💔
12 января 2022 г. в 16:11
Бруно нерешительно поднимался в свою спальню, которую благополучно восстановила Касита (это, право, немного расстроило мужчину — он привык к обычной комнате, где вместо обилия текучего песка с ним бок о бок существовало обилие очаровательных крысиных морд). Чуть помешкав, предсказатель прикоснулся к металлу дверной ручки, и портрет на лакированной поверхности засиял ярче. Бруно поднял глаза на резного себя, что блестел величественно-пусто.
Это слишком тяжело.
Мужчина отдернул вспотевшую от волнения ладонь и быстро зашагал прочь, обратно в свою обжитую каморку, где все так привычно-спокойно и не так уж (невыносимо) одиноко. Шаги его были тихими и совсем не привлекали внимание занятого торжеством «старо»селья семейства Мадригаль.
Отодвинув картинную раму, предсказатель расстроено и глубоко выдохнул. Глупый Бруно, с чего ты решил, что после реставрации дома тут останется проход? Твоя беспочвенная надежда все такая же, как и десятки лет назад.
— С кем ты разговариваешь, дядя? — мужчина вздрогнул и обернулся на голос племянницы; Мирабель держала чашку ахиако, чей горячий пар обвивал удивленное лицо девушки. — Ты совсем мало ел за ужином, я подумала, что это потому, что тебе пока некомфортно со всеми нами. Я поставлю суп тебе в комнату?
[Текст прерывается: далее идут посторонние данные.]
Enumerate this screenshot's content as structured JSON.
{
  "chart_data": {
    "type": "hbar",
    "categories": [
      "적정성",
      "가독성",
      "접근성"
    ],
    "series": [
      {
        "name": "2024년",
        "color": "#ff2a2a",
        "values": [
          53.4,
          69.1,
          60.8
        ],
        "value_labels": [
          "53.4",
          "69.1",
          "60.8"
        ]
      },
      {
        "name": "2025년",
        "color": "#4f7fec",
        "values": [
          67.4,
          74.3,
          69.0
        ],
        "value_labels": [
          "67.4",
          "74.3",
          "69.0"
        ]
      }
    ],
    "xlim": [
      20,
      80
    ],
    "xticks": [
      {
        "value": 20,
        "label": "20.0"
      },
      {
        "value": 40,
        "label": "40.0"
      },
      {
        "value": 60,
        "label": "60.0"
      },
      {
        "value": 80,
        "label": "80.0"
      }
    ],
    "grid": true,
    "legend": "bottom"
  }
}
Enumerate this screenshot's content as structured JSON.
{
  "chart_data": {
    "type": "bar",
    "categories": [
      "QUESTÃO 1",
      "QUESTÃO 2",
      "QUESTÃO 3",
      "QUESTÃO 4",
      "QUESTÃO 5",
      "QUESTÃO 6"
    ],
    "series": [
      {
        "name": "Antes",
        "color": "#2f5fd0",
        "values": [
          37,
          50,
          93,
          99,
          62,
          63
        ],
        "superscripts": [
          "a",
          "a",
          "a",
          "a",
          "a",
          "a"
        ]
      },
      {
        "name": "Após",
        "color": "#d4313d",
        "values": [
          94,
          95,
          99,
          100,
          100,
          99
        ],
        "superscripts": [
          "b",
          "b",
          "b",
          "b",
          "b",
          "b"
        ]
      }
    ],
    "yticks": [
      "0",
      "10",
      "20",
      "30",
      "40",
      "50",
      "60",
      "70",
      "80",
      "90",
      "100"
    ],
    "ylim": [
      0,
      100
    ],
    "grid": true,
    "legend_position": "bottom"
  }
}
Бруно моргал медленно и усиленно, словно пытался прогнать фантом родственницы, которая с такой не ясно откуда взятой чуткостью к нему относилась. К нему, к Бруно, который пророчил ей такое нелёгкое испытание, к Бруно, который приносит беды и невзгоды.
— Я говорил вслух? — голос его проскрипел, как несмазанные старые петли калитки, отчего у Мирабель появилось неприятное ощущение. Поставив посуду на ближайшую тумбу, девушка подошла к дяде ближе и в миг все поняла: длинные пальцы мужчины держали края натюрморта так, будто только он спасёт от надвигающего катаклизма; судорожно бегали оливковые глаза, которые молили о чем-то очень-очень нужном, но сам Бруно не понимал, о чем.
Брови Мирабель поползли вверх жалостливо и бесконечно печально, а челюсть поджалась.
— Дядя Бруно, — упало с девичьих губ так нежно и тепло, что мужчина сначала подумал, что с ним играло в дьявольские игры воображение.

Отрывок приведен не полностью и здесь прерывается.